Researchers searching for a compound that could block the addictive effects of cocaine may have overturned an unwritten law of neurological drug design. For many years, scientists have assumed that drugs designed to target the brain have to contain nitrogen, because almost all molecules known to transmit signals between brain cells contain the element. Now neuroscientist Bertha Madras of Harvard Medical School in Boston and synthetic chemist Peter Meltzer of Organix Inc. in Woburn, Massachusetts, and their colleagues have found that compounds in which the traditional nitrogen is replaced with oxygen can bind to the same brain receptors as does cocaine--and the nitrogen-based prescription drugs Ritalin and Prozac, prescribed for hyperactivity and depression.

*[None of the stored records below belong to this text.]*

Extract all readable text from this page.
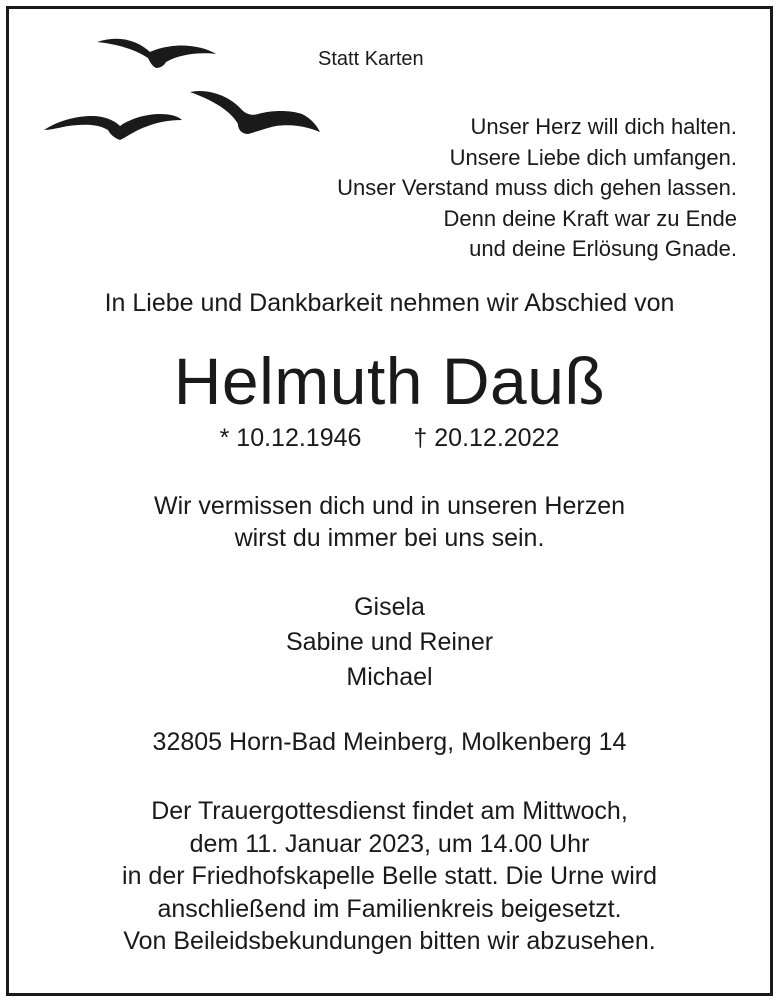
Statt Karten
Unser Herz will dich halten.
Unsere Liebe dich umfangen.
Unser Verstand muss dich gehen lassen.
Denn deine Kraft war zu Ende
und deine Erlösung Gnade.
In Liebe und Dankbarkeit nehmen wir Abschied von
Helmuth Dauß
* 10.12.1946 † 20.12.2022
Wir vermissen dich und in unseren Herzen
wirst du immer bei uns sein.
Gisela
Sabine und Reiner
Michael
32805 Horn-Bad Meinberg, Molkenberg 14
Der Trauergottesdienst findet am Mittwoch,
dem 11. Januar 2023, um 14.00 Uhr
in der Friedhofskapelle Belle statt. Die Urne wird
anschließend im Familienkreis beigesetzt.
Von Beileidsbekundungen bitten wir abzusehen.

The work, described in the December issue of Synapse, not only broadens the possibilities for finding new compounds effective in the brain, says Madras, but it may also help scientists better understand how neurotransmitters--the compounds that carry brain signals--bind to their targets. According to Ivy Caroll, a medicinal chemist at Research Triangle Institute in North Carolina, the finding suggests that combinatorial chemists--who assay thousands of compounds at once looking for useful drugs--should "take another look at non-nitrogen-containing compounds."
Madras and Meltzer happened on their discovery while trying to design a compound that would bind to brain molecules called transporters, which absorb and recycle neurotransmitters like dopamine, serotonin, and norepinephrine. Cocaine binds tightly to the dopamine transporter, blocking the reuptake of dopamine and enhancing the signals it sends. A compound that bound more loosely, they thought, might prevent cocaine from blocking the transporter but still allow it to take up dopamine. And because the positive electric charge that nitrogen bears was thought to be crucial to tight binding, Madras and Meltzer decided to try oxygen-containing compounds. To their surprise, however, they found in test-tube experiments that some of their "nonamines" blocked the transporter even more strongly than did nitrogen-based counterparts.
The finding means that the compounds won't help against cocaine addiction. But it may reveal a new mechanism by which compounds bind to neurotransmitter receptors, says Caroll. And it suggests, says Madras, that a whole realm of brain chemistry, including new classes of oxygen-containing neurotransmitters, may be awaiting discovery.